Test substance concentrations selected for the main study were based on the results of a preliminary study. In the main study, three groups of five experimental animals were treated with test substance concentrations of 25%, 50% or 100% on three consecutive days, by open application on the ears. Five vehicle control animals were similarly treated, but with vehicle alone (Acetone/Olive oil (4:1 v/v)). Three days after the last exposure, all animals were injected with³H-methyl thymidine and after five hours the draining (auricular) lymph nodes were excised. After precipitating the DNA of the lymph node cells, radioactivity measurements were performed. The activity was expressed as the number of Disintegrations Per Minute (DPM) and a stimulation index (SI) was subsequently calculated for each group.

 

A dose related increase in irritation of the ears was seen, from slight erythema in all animals at low dose up to well-defined erythema in all animals at high dose. No oedema was observed in any of the animals examined.

 

The majority of nodes were considered normal in size, except for the nodes of three animals treated at 100% which were enlarged and one node of one animal treated at 25% was reduced in size.

 

Mean DPM/animal values for the experimental groups treated with test substance concentrations 25, 50 and 100% were 710, 1371 and 2669 respectively.

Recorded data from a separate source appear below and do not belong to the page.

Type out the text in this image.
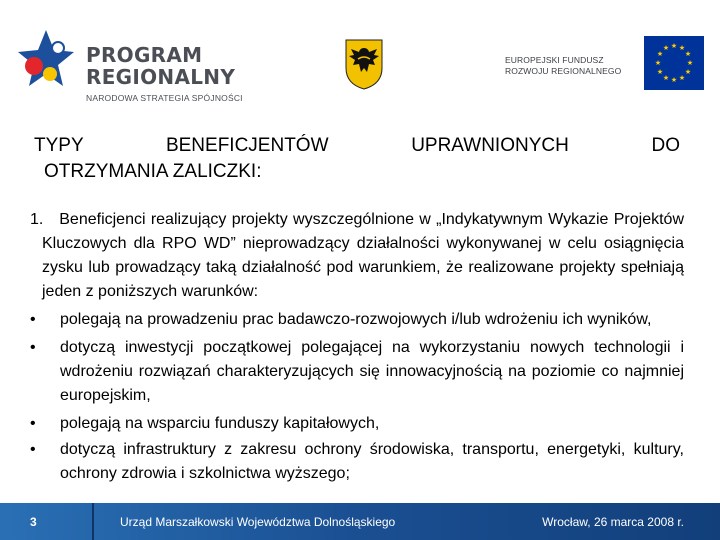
PROGRAM
REGIONALNY
NARODOWA STRATEGIA SPÓJNOŚCI
EUROPEJSKI FUNDUSZ
ROZWOJU REGIONALNEGO
★ ★
★
★
★
★
★
★
★
★
★
★
TYPY	BENEFICJENTÓW	UPRAWNIONYCH	DO
OTRZYMANIA ZALICZKI:
1. Beneficjenci realizujący projekty wyszczególnione w „Indykatywnym Wykazie Projektów Kluczowych dla RPO WD” nieprowadzący działalności wykonywanej w celu osiągnięcia zysku lub prowadzący taką działalność pod warunkiem, że realizowane projekty spełniają jeden z poniższych warunków:
•	polegają na prowadzeniu prac badawczo-rozwojowych i/lub wdrożeniu ich wyników,
•	dotyczą inwestycji początkowej polegającej na wykorzystaniu nowych technologii i wdrożeniu rozwiązań charakteryzujących się innowacyjnością na poziomie co najmniej europejskim,
•	polegają na wsparciu funduszy kapitałowych,
•	dotyczą infrastruktury z zakresu ochrony środowiska, transportu, energetyki, kultury, ochrony zdrowia i szkolnictwa wyższego;
3	Urząd Marszałkowski Województwa Dolnośląskiego	Wrocław, 26 marca 2008 r.
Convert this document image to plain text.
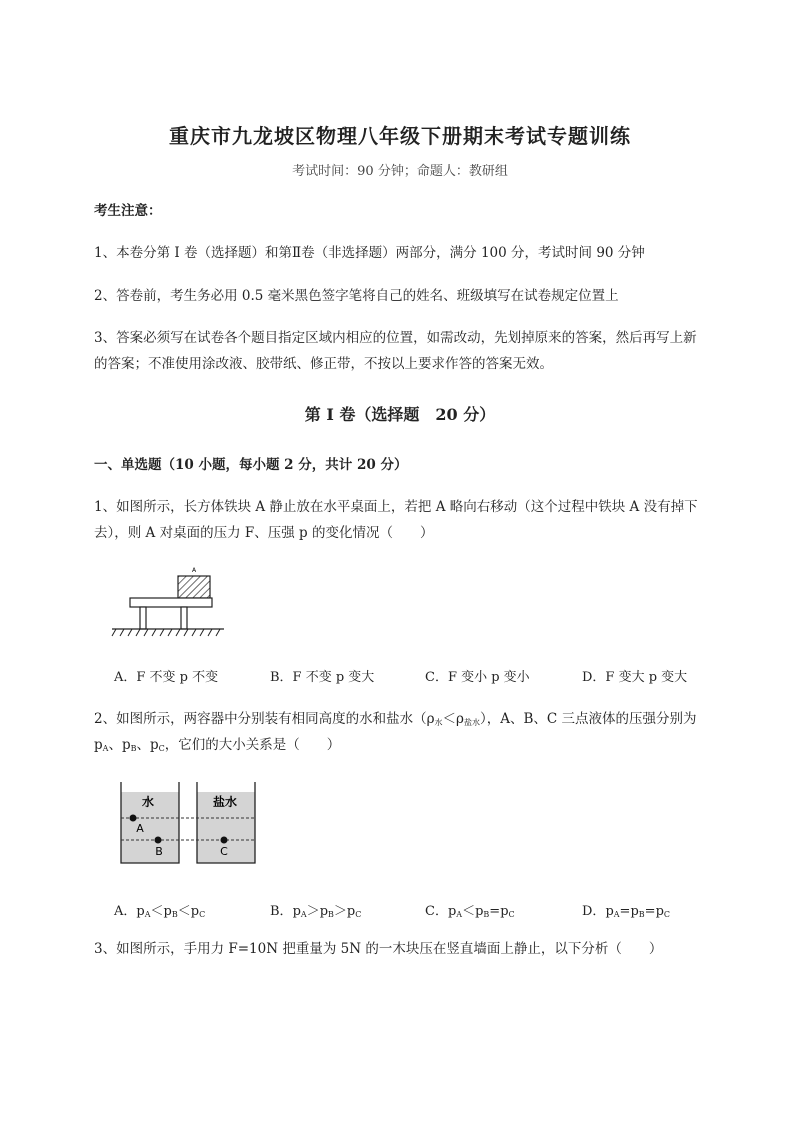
重庆市九龙坡区物理八年级下册期末考试专题训练
考试时间：90 分钟；命题人：教研组
考生注意：
1、本卷分第 I 卷（选择题）和第Ⅱ卷（非选择题）两部分，满分 100 分，考试时间 90 分钟
2、答卷前，考生务必用 0.5 毫米黑色签字笔将自己的姓名、班级填写在试卷规定位置上
3、答案必须写在试卷各个题目指定区域内相应的位置，如需改动，先划掉原来的答案，然后再写上新
的答案；不准使用涂改液、胶带纸、修正带，不按以上要求作答的答案无效。
第 I 卷（选择题　20 分）
一、单选题（10 小题，每小题 2 分，共计 20 分）
1、如图所示，长方体铁块 A 静止放在水平桌面上，若把 A 略向右移动（这个过程中铁块 A 没有掉下
去），则 A 对桌面的压力 F、压强 p 的变化情况（　　）
A
A．F 不变 p 不变	B．F 不变 p 变大	C．F 变小 p 变小	D．F 变大 p 变大
2、如图所示，两容器中分别装有相同高度的水和盐水$(\rho_水<\rho_{盐水})$，A、B、C 三点液体的压强分别为
$p_A$、$p_B$、$p_C$，它们的大小关系是（　　）
水	盐水
A
B	C
A．$p_A<p_B<p_C$	B．$p_A>p_B>p_C$	C．$p_A<p_B=p_C$	D．$p_A=p_B=p_C$
3、如图所示，手用力 F=10N 把重量为 5N 的一木块压在竖直墙面上静止，以下分析（　　）
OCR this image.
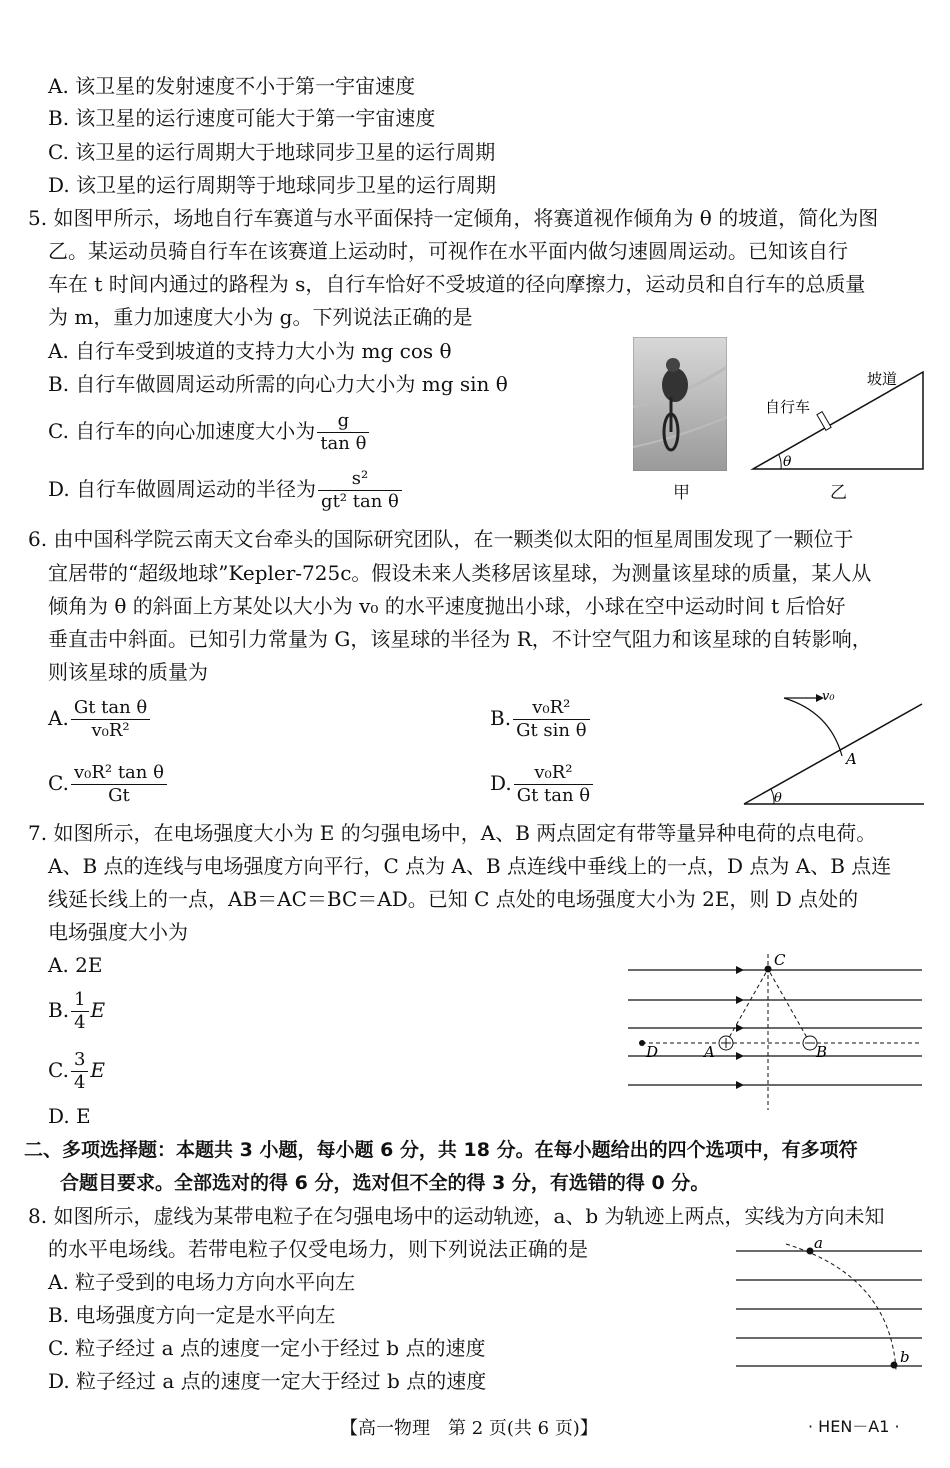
A. 该卫星的发射速度不小于第一宇宙速度
B. 该卫星的运行速度可能大于第一宇宙速度
C. 该卫星的运行周期大于地球同步卫星的运行周期
D. 该卫星的运行周期等于地球同步卫星的运行周期
5. 如图甲所示，场地自行车赛道与水平面保持一定倾角，将赛道视作倾角为 θ 的坡道，简化为图
乙。某运动员骑自行车在该赛道上运动时，可视作在水平面内做匀速圆周运动。已知该自行
车在 t 时间内通过的路程为 s，自行车恰好不受坡道的径向摩擦力，运动员和自行车的总质量
为 m，重力加速度大小为 g。下列说法正确的是
A. 自行车受到坡道的支持力大小为 mg cos θ
B. 自行车做圆周运动所需的向心力大小为 mg sin θ
C. 自行车的向心加速度大小为 $\frac{g}{\text{tan θ}}$
D. 自行车做圆周运动的半径为 $\frac{\text{s²}}{\text{gt² tan θ}}$	甲
θ
自行车
坡道
乙
6. 由中国科学院云南天文台牵头的国际研究团队，在一颗类似太阳的恒星周围发现了一颗位于
宜居带的“超级地球”Kepler-725c。假设未来人类移居该星球，为测量该星球的质量，某人从
倾角为 θ 的斜面上方某处以大小为 v₀ 的水平速度抛出小球，小球在空中运动时间 t 后恰好
垂直击中斜面。已知引力常量为 G，该星球的半径为 R，不计空气阻力和该星球的自转影响，
则该星球的质量为
A. $\frac{\text{Gt tan θ}}{\text{v₀R²}}$	B. $\frac{\text{v₀R²}}{\text{Gt sin θ}}$
C. $\frac{\text{v₀R² tan θ}}{Gt}$	D. $\frac{\text{v₀R²}}{\text{Gt tan θ}}$	θ
v₀
A
7. 如图所示，在电场强度大小为 E 的匀强电场中，A、B 两点固定有带等量异种电荷的点电荷。
A、B 点的连线与电场强度方向平行，C 点为 A、B 点连线中垂线上的一点，D 点为 A、B 点连
线延长线上的一点，AB＝AC＝BC＝AD。已知 C 点处的电场强度大小为 2E，则 D 点处的
电场强度大小为
A. 2E
B. $\frac{1}{4}$ E
C. $\frac{3}{4}$ E
D. E
C
D	A	B
二、多项选择题：本题共 3 小题，每小题 6 分，共 18 分。在每小题给出的四个选项中，有多项符
合题目要求。全部选对的得 6 分，选对但不全的得 3 分，有选错的得 0 分。
8. 如图所示，虚线为某带电粒子在匀强电场中的运动轨迹，a、b 为轨迹上两点，实线为方向未知
的水平电场线。若带电粒子仅受电场力，则下列说法正确的是
A. 粒子受到的电场力方向水平向左
B. 电场强度方向一定是水平向左
C. 粒子经过 a 点的速度一定小于经过 b 点的速度
D. 粒子经过 a 点的速度一定大于经过 b 点的速度
a
b
【高一物理　第 2 页(共 6 页)】	· HEN－A1 ·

The mean DPM/animal value for the vehicle control group was 313.

 

The SI values calculated for the substance concentrations 25, 50 and 100% were 2.3, 4.4 and 8.5 respectively.

 

These results indicate that the test substance could elicit an SI >=3. The data showed a dose-response and an EC3 value of 32.9% was calculated.

 

This conclusion should be taken with care, since a dose related increase in irritation of the ears was seen. It is known that irritation might stimulate the nodes, causing a false positive outcome of the local lymph node assay. Based on the laboratory experience, irritation might induce an SI up to approximately 4. The SI of 8.5 in this study was considered indicative for sensitisation. 

 

Based on these results:

- according to the recommendations made in the test guidelines, Sa03 would be regarded as skin sensitizer.

- according to the Globally Harmonized System of Classification and Labelling of Chemicals (GHS) of the United Nations (New York and Geneva, 2003), Sa03 should be classified as skin sensitizer (Category 1).

- according to the ECETOC classification scheme for potency, Sa03 would be regarded as weak skin sensitizer.

- according to the CLP Regulation (CE) 1272/2008, Sa03 should be classified as Skin Sens. 1B.